September 21, 2008
Amid charges of corruption and financial improprieties, Prime Minister Ehud Olmert resigns his position. Olmert had announced in July he would resign after the election for a new Kadima party leader, which took place on September 17. The newly elected Kadima party leader, Foreign Minister Tzipi Livni, is tasked with trying to form a government September 22 by President Shimon Peres.
Talks between Livni and potential coalition partners prove difficult. After a month without putting a new government in place, Livni is given a two-week extension. On October 26, she informs Peres that she is unable to form a government and that a Knesset election is necessary. Livni tells the press: “I have exhausted the process. I could have stood here today and presented a government. I was willing to pay a certain price to form a government, but I wasn’t willing to mortgage the economic and the political future of the State of Israel and sacrifice the hope for a better future and different politics.”

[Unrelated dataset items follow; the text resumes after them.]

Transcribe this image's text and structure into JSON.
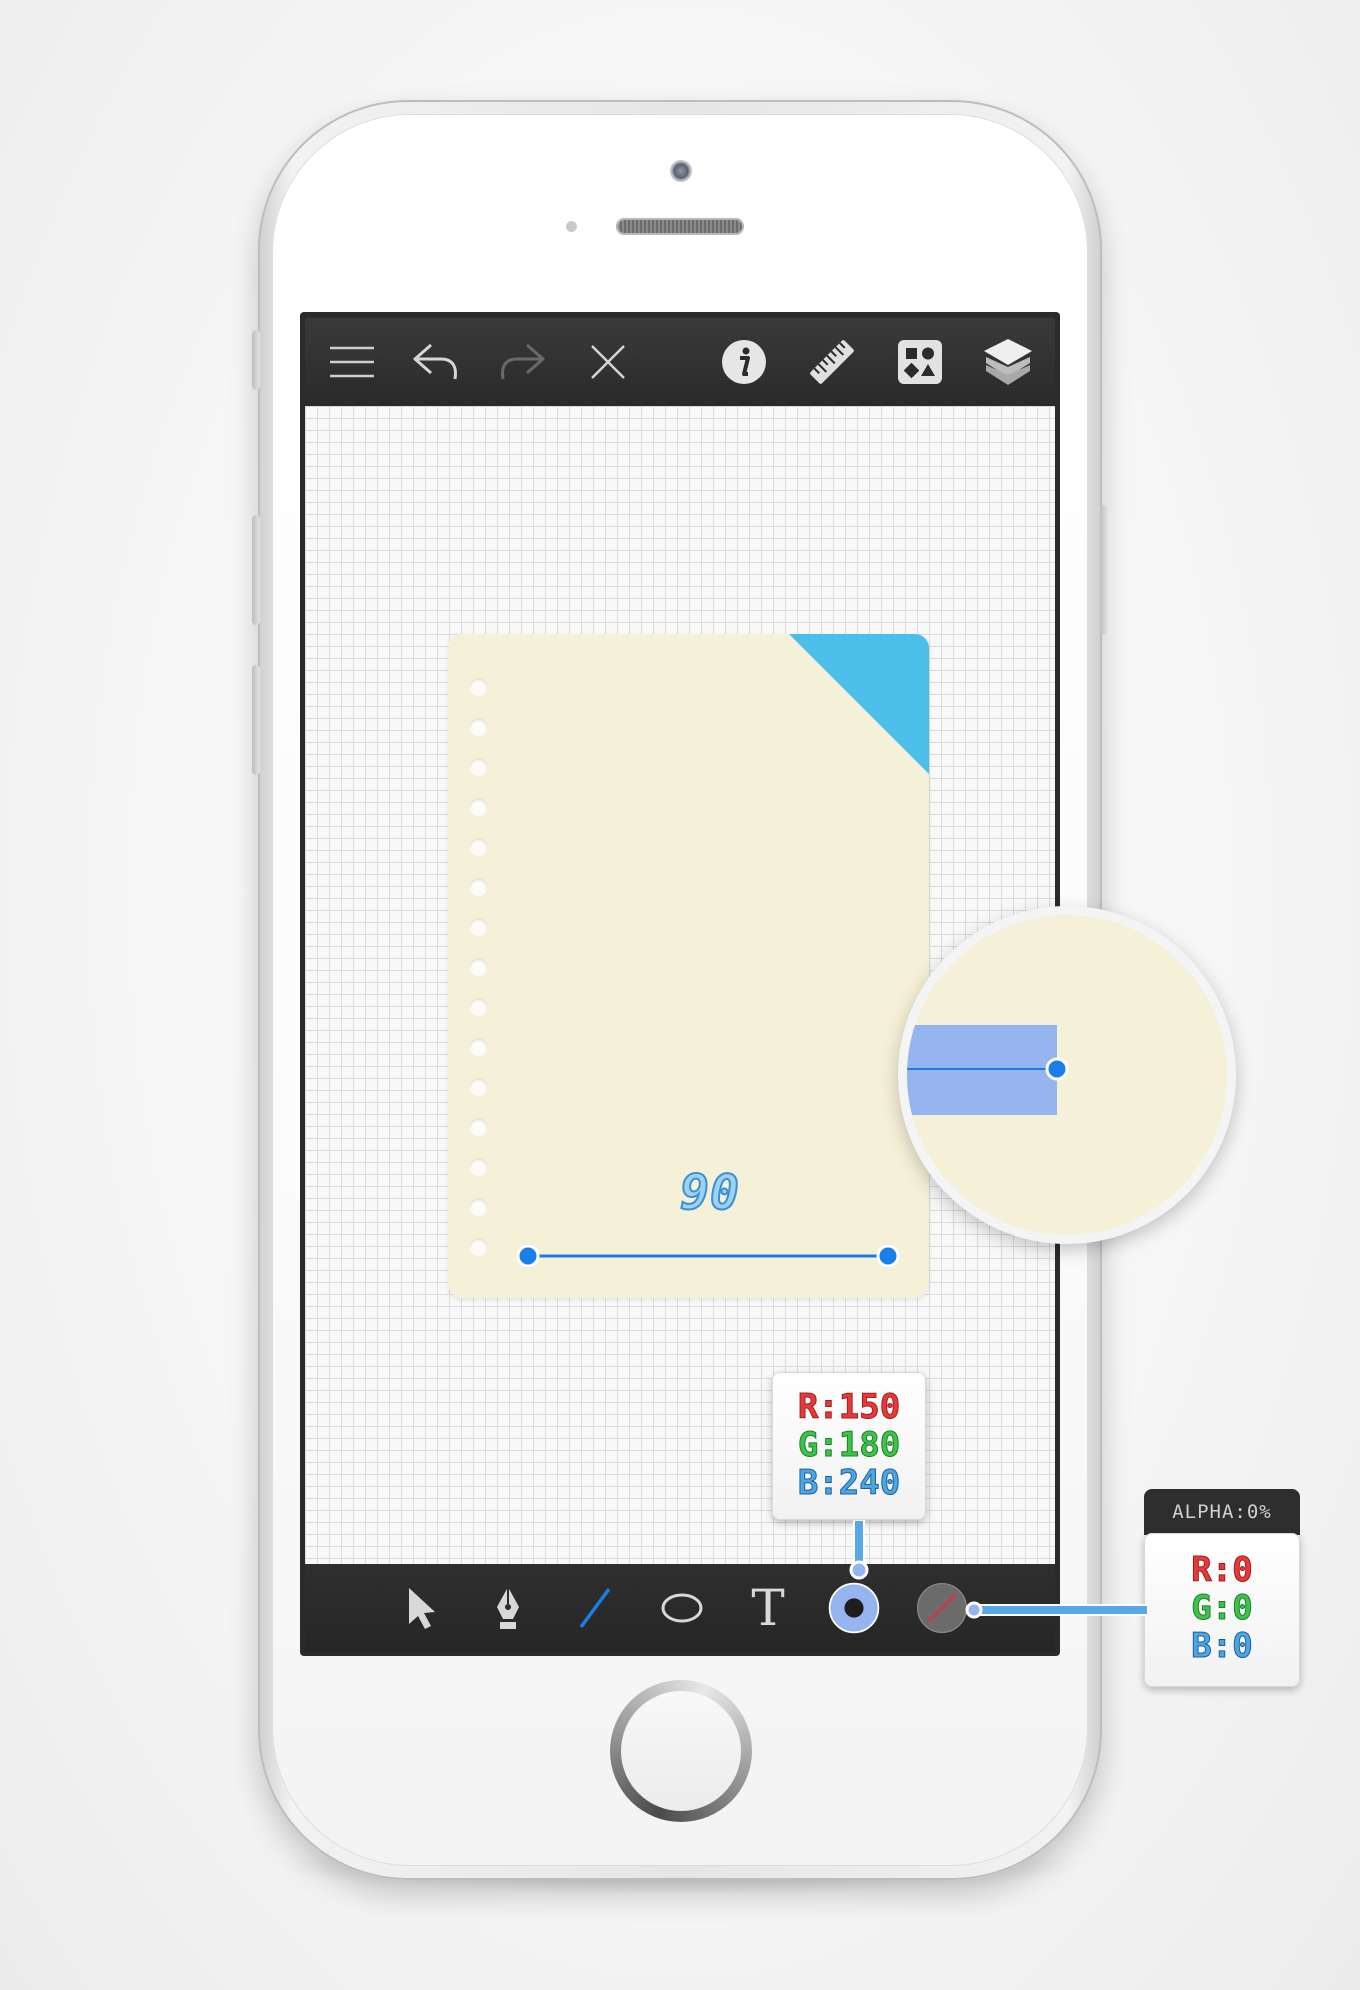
{
  "toolbar_top": {
    "icons": [
      "menu-icon",
      "undo-icon",
      "redo-icon",
      "close-icon",
      "info-icon",
      "ruler-icon",
      "shapes-icon",
      "layers-icon"
    ]
  },
  "toolbar_bottom": {
    "icons": [
      "select-arrow-icon",
      "pen-icon",
      "line-icon",
      "ellipse-icon",
      "text-icon",
      "fill-color-icon",
      "stroke-color-icon"
    ],
    "text_tool_glyph": "T",
    "active_tool": "line"
  },
  "canvas": {
    "measurement_label": "90"
  },
  "fill_popover": {
    "r": "R:150",
    "g": "G:180",
    "b": "B:240",
    "color": "#96b4f0"
  },
  "stroke_popover": {
    "alpha": "ALPHA:0%",
    "r": "R:0",
    "g": "G:0",
    "b": "B:0"
  },
  "colors": {
    "paper": "#f5f0d8",
    "corner": "#4bbfe8",
    "accent_blue": "#1a7ee8",
    "selection_fill": "#96b4f0"
  }
}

An election is held in February 2009. Despite Kadima winning a plurality with 28 seats to Likud’s 27 seats, Peres gave Likud leader Benjamin Netanyahu the first attempt to form a government because more Knesset leaders endorse him for the premiership.
In May 2014, Olmert is sentenced to six years in prison for bribery and corruption, but on appeal the sentence is reduced to 27 months. One month is added in a separate trial, and in July 2017 he is released from prison after having served two-thirds of his sentence.
A separate case is opened against him after the discovery that while in jail he shares classified documents with his lawyer and publisher during the writing of his autobiography, but the attorney general decides to close that case in 2018 because of the parties’ close contact with the military’s censor.